Oprah Winfrey's Favorite Movie Is An Underrated Fantasy Drama That Made Oscar History
Benh Zeitlin's 2012 film "Beasts of the Southern Wild" was a gigantic indie success. Made for only $1.8 million and shot on 16mm film, the film made an impressive $23.3 million at the box office and attracted a lot of attention from the Academy. It was nominated for four Oscars, including Best Picture, Best Director, Best Screenplay, and Best Actress for Quvenzhané Wallis. Wallis was only nine years old when she was nominated, making her the youngest ever Best Actress nominee. It also won four awards at Cannes, including the Caméra d'Or.
An adaptation of the play "Juicy and Delicious" by Lucy Alibar, "Beasts of the Southern Wild" was a commentary on the destruction that 2005's Hurricane Katrina wrought on the southern part of the United States. Almost 1,400 people died, and $125 billion in damage was done. Set in a remote and extremely impoverished island of the Louisiana bayou nicknamed the Bathtub, the film is seen from the perspective of a six-year-old girl named Hushpuppy (Wallis) who lives in a small home with her father, Wink (Dwight Henry). The Bathtub's isolated location among the levees is a clear piece of foreshadowing that Mother Nature will rip the area apart before the film's end. Hushpuppy, however, sees the world through the lens of childhood fantasy. She learns about ancient aurochs in school, and begins picturing the beasts breaking free from arctic ice and treading their hooves to the Bathtub. She pictures them as giant boars, even though aurochs are a bovine species. The monsters can be seen in a cool behind-the-scenes featurette.
Oprah Winfrey loved "Beasts of the Southern Wild," which she talked about on her website. She found the film to be suffused with magic. She watched it after it was recommended to her by President Barack Obama.
Oprah loves Beasts of the Southern Wild
Although Winfrey used words like "magical" and "spiritual" to describe "Beasts of the Southern Wild," it's also a tragic and painful film. For a great deal of the film, Hushpuppy sadly finds herself alone. Wink suffers an unspecified medical crisis and returns home in a hospital gown, clearly too disturbed to stay in a hospital and receive treatment. He stages his refusal to accept help as pride, but it's really just a form of neglect. Wink is dizzy and out of it a lot, and in one scene, yells at Hushpuppy. When she punches him in the chest in one scene, he crumbles to the ground.
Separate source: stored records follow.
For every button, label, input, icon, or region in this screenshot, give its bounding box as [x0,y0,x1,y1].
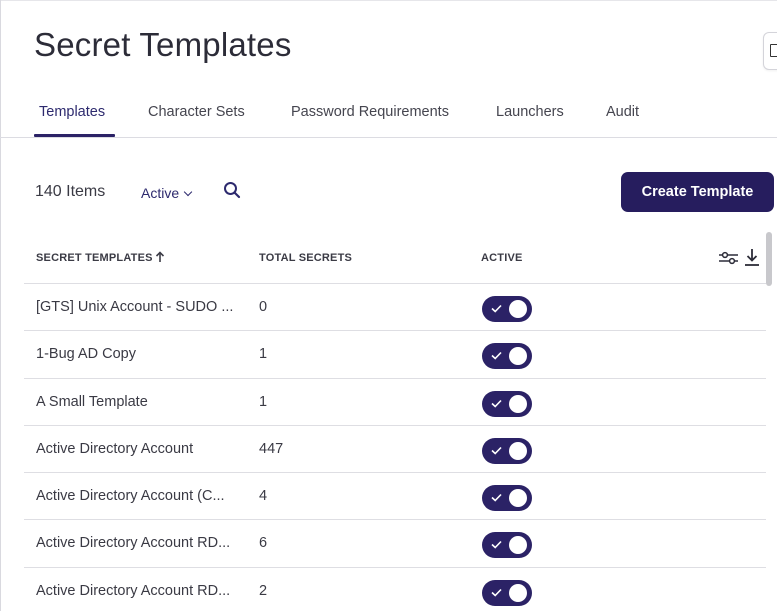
check-icon [491,352,502,360]
table-row[interactable]: Active Directory Account RD... 6 [24,519,766,566]
check-icon [491,446,502,455]
total-secrets: 447 [259,440,284,457]
page-title: Secret Templates [34,26,292,63]
template-name[interactable]: Active Directory Account RD... [36,583,230,599]
toggle-knob [509,536,527,555]
status-filter-label: Active [141,185,180,201]
template-name[interactable]: 1-Bug AD Copy [36,346,136,362]
total-secrets: 2 [259,582,268,599]
template-name[interactable]: [GTS] Unix Account - SUDO ... [36,299,233,315]
toggle-knob [509,583,527,602]
active-toggle[interactable] [482,532,532,559]
download-icon[interactable] [744,247,760,267]
active-toggle[interactable] [482,343,532,370]
active-toggle[interactable] [482,296,532,322]
total-secrets: 1 [259,393,268,410]
table-row[interactable]: Active Directory Account 447 [24,424,766,472]
total-secrets: 4 [259,488,268,505]
table-row[interactable]: [GTS] Unix Account - SUDO ... 0 [24,283,766,330]
document-icon [770,44,777,57]
total-secrets: 1 [259,346,268,363]
toggle-knob [509,394,527,413]
toggle-knob [509,489,527,508]
tab-launchers[interactable]: Launchers [496,104,564,120]
table-row[interactable]: Active Directory Account (C... 4 [24,472,766,519]
active-toggle[interactable] [482,579,532,606]
total-secrets: 0 [259,299,268,315]
status-filter-dropdown[interactable]: Active [141,185,193,201]
column-header-active[interactable]: ACTIVE [481,252,523,264]
total-secrets: 6 [259,535,268,552]
check-icon [491,588,502,597]
check-icon [491,541,502,550]
template-name[interactable]: Active Directory Account [36,441,193,457]
chevron-down-icon [183,187,193,197]
toggle-knob [509,300,527,318]
column-header-total-secrets[interactable]: TOTAL SECRETS [259,252,352,264]
window-top-border [0,0,777,1]
template-name[interactable]: A Small Template [36,394,148,410]
template-name[interactable]: Active Directory Account RD... [36,535,230,551]
tab-password-requirements[interactable]: Password Requirements [291,104,449,120]
active-tab-indicator [34,134,115,137]
tab-templates[interactable]: Templates [39,104,105,120]
window-left-border [0,0,1,611]
tab-bar: Templates Character Sets Password Requir… [0,100,777,138]
check-icon [491,399,502,408]
items-count: 140 Items [35,183,106,200]
create-template-button[interactable]: Create Template [621,172,774,212]
active-toggle[interactable] [482,390,532,417]
table-row[interactable]: 1-Bug AD Copy 1 [24,330,766,377]
search-icon[interactable] [223,181,241,199]
sliders-icon[interactable] [718,249,739,267]
active-toggle[interactable] [482,485,532,512]
tab-character-sets[interactable]: Character Sets [148,104,245,120]
toggle-knob [509,347,527,366]
sort-ascending-icon[interactable] [155,251,165,263]
templates-table: [GTS] Unix Account - SUDO ... 0 1-Bug AD… [24,283,766,611]
check-icon [491,304,502,313]
vertical-scrollbar[interactable] [766,232,772,286]
document-button[interactable] [763,32,777,70]
column-header-secret-templates[interactable]: SECRET TEMPLATES [36,252,153,264]
tab-audit[interactable]: Audit [606,104,639,120]
toggle-knob [509,441,527,460]
check-icon [491,494,502,502]
template-name[interactable]: Active Directory Account (C... [36,488,225,504]
table-row[interactable]: Active Directory Account RD... 2 [24,566,766,611]
active-toggle[interactable] [482,437,532,464]
table-row[interactable]: A Small Template 1 [24,377,766,425]
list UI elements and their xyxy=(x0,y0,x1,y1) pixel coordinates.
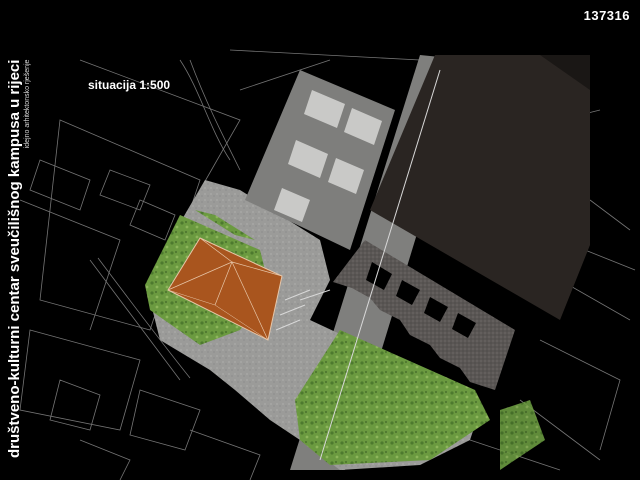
vertical-title-block: društveno-kulturni centar sveučilišnog k… xyxy=(6,60,32,458)
scale-label: situacija 1:500 xyxy=(88,78,171,92)
lawn-corner xyxy=(500,400,545,470)
project-subtitle: idejno arhitektonsko rješenje xyxy=(24,59,31,149)
project-title: društveno-kulturni centar sveučilišnog k… xyxy=(6,59,23,458)
site-plan xyxy=(19,49,636,480)
presentation-board: 137316 situacija 1:500 društveno-kulturn… xyxy=(0,0,640,480)
sheet-code: 137316 xyxy=(583,8,630,23)
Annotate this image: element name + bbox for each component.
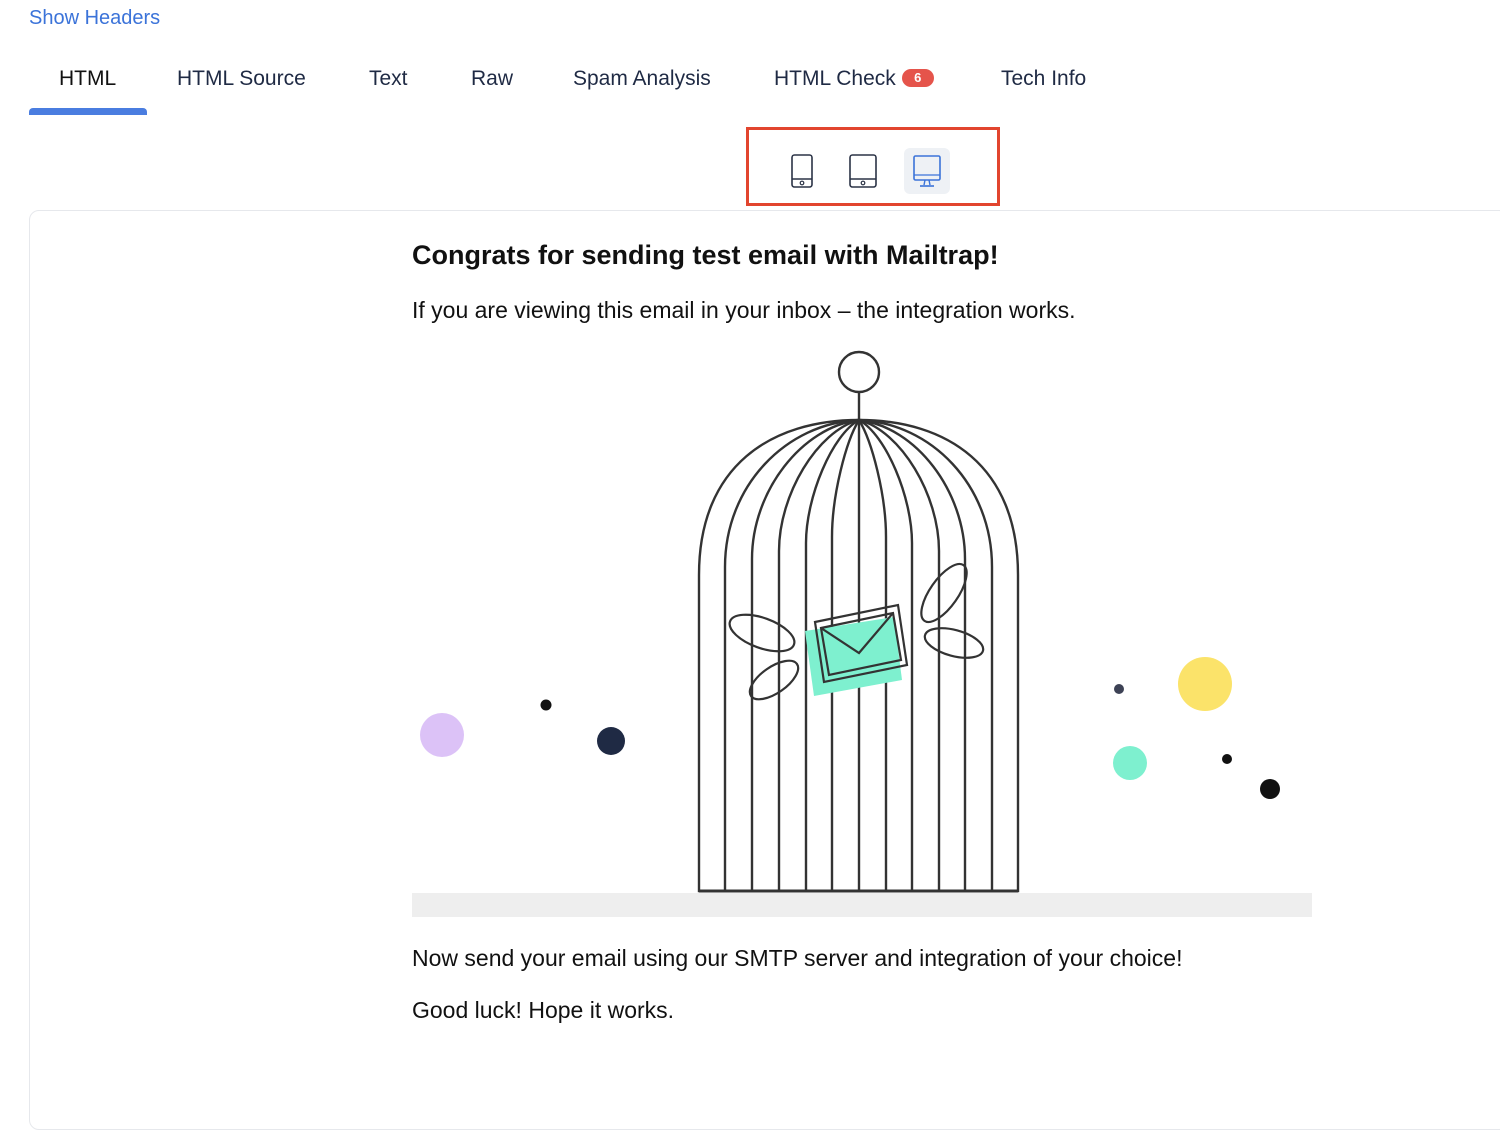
- email-heading: Congrats for sending test email with Mai…: [412, 240, 999, 270]
- tab-spam-analysis[interactable]: Spam Analysis: [573, 58, 711, 116]
- birdcage-illustration: [412, 350, 1312, 917]
- confetti-dot: [420, 713, 464, 757]
- email-intro-text: If you are viewing this email in your in…: [412, 297, 1076, 323]
- active-tab-indicator: [29, 108, 147, 115]
- confetti-dot: [1222, 754, 1232, 764]
- confetti-dot: [1114, 684, 1124, 694]
- tab-tech-info[interactable]: Tech Info: [1001, 58, 1086, 116]
- tab-raw[interactable]: Raw: [471, 58, 513, 116]
- confetti-dot: [1260, 779, 1280, 799]
- cage-outline: [697, 350, 1020, 893]
- tab-html-check[interactable]: HTML Check 6: [774, 58, 934, 116]
- device-preview-toggle: [746, 127, 1000, 206]
- confetti-dot: [1178, 657, 1232, 711]
- tab-text[interactable]: Text: [369, 58, 408, 116]
- desktop-icon: [913, 155, 941, 187]
- tab-html-check-label: HTML Check: [774, 67, 896, 90]
- email-body-text: Now send your email using our SMTP serve…: [412, 945, 1183, 971]
- mobile-view-button[interactable]: [779, 148, 825, 194]
- tablet-view-button[interactable]: [840, 148, 886, 194]
- tablet-icon: [849, 154, 877, 188]
- phone-icon: [791, 154, 813, 188]
- email-signoff-text: Good luck! Hope it works.: [412, 997, 675, 1023]
- html-check-count-badge: 6: [901, 69, 934, 87]
- show-headers-link[interactable]: Show Headers: [29, 7, 160, 30]
- ground-shadow: [412, 893, 1312, 917]
- confetti-dot: [597, 727, 625, 755]
- tab-html-source[interactable]: HTML Source: [177, 58, 306, 116]
- flying-envelope: [728, 562, 985, 701]
- tab-bar: HTML HTML Source Text Raw Spam Analysis …: [0, 58, 1500, 118]
- confetti-dot: [1113, 746, 1147, 780]
- confetti-dot: [540, 699, 552, 711]
- desktop-view-button[interactable]: [904, 148, 950, 194]
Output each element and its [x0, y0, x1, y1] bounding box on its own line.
For Hushpuppy, the world is falling apart. Time is out of joint. It's at the point where the sky cracks open. Everything is crumbling. The unfrozen aurochs, a symbol for environmental entropy, will come and destroy her home. Oprah was very brief in her description of the movie, saying:
"[It's] unlike anything we've seen. [...] When you see it, you're just going to want to talk to somebody about it. You're going to want to know, 'How did they do this?'"
Indeed, most critics loved "Beasts of the Southern Wild," earning it an 89% approval rating on Rotten Tomatoes, based on 205 reviews. Roger Ebert gave it four stars and called it one of the best films of the year. He admired the film's mythic tone and its eerie sense that it takes place out of time. When he finally figured out when and where the film took place, he saw the commentary on modern poverty. "Sometimes miraculous films come into being," he wrote, "made by people you've never heard of, starring unknown faces, blindsiding you with creative genius."
Not everyone loved Beasts of the Southern Wild
Not everyone was high on "Beasts of the Southern Wild." Ann Hornaday, writing for the Washington Post, said that the film felt like an outsider's perspective, turning it into a piece of crass "cultural tourism." Dana Stevens, writing for Slate, noted something similar, saying that "Beasts" skewed into unfortunate cultural cliches. It was "anthropological voyeurism." She wrote against Wink as well: "After the terrible things Wink lets happen to his daughter during the opening scenes, it would take a really well-written second half to make us believe in his moral transformation — and this movie's second half is barely written at all." Harsh.
This is only anecdotal, but I once personally spoke to a critic who felt that "Beasts" was a movie about a neglectful, abusive father, but that it treated him as merely stubborn and proud, a depiction that didn't sit well with him. The general consensus among the detractors seemed to be that "Beasts," while visually lush and loaded with a hazy, wet atmosphere, eventually falls back into a pat, melodramatic story about finding family. Although praised as one of the best films of the year, there is still a lot of critical controversy about "Beasts of the Southern Wild."
Benh Zeitlin has only made one feature film since "Beasts," an earthy reboot of the "Peter Pan" story called "Wendy," which was barely seen by audiences when it was released in 2020. It was a victim of COVID-19. Quvenzhané Wallis, meanwhile, went on to score the leading role in a 2014 reboot of "Annie," and continues to act to this day. She was a recurring character on "Black-ish" and appeared in the obscure sci-fi thriller "Breathe" in 2024.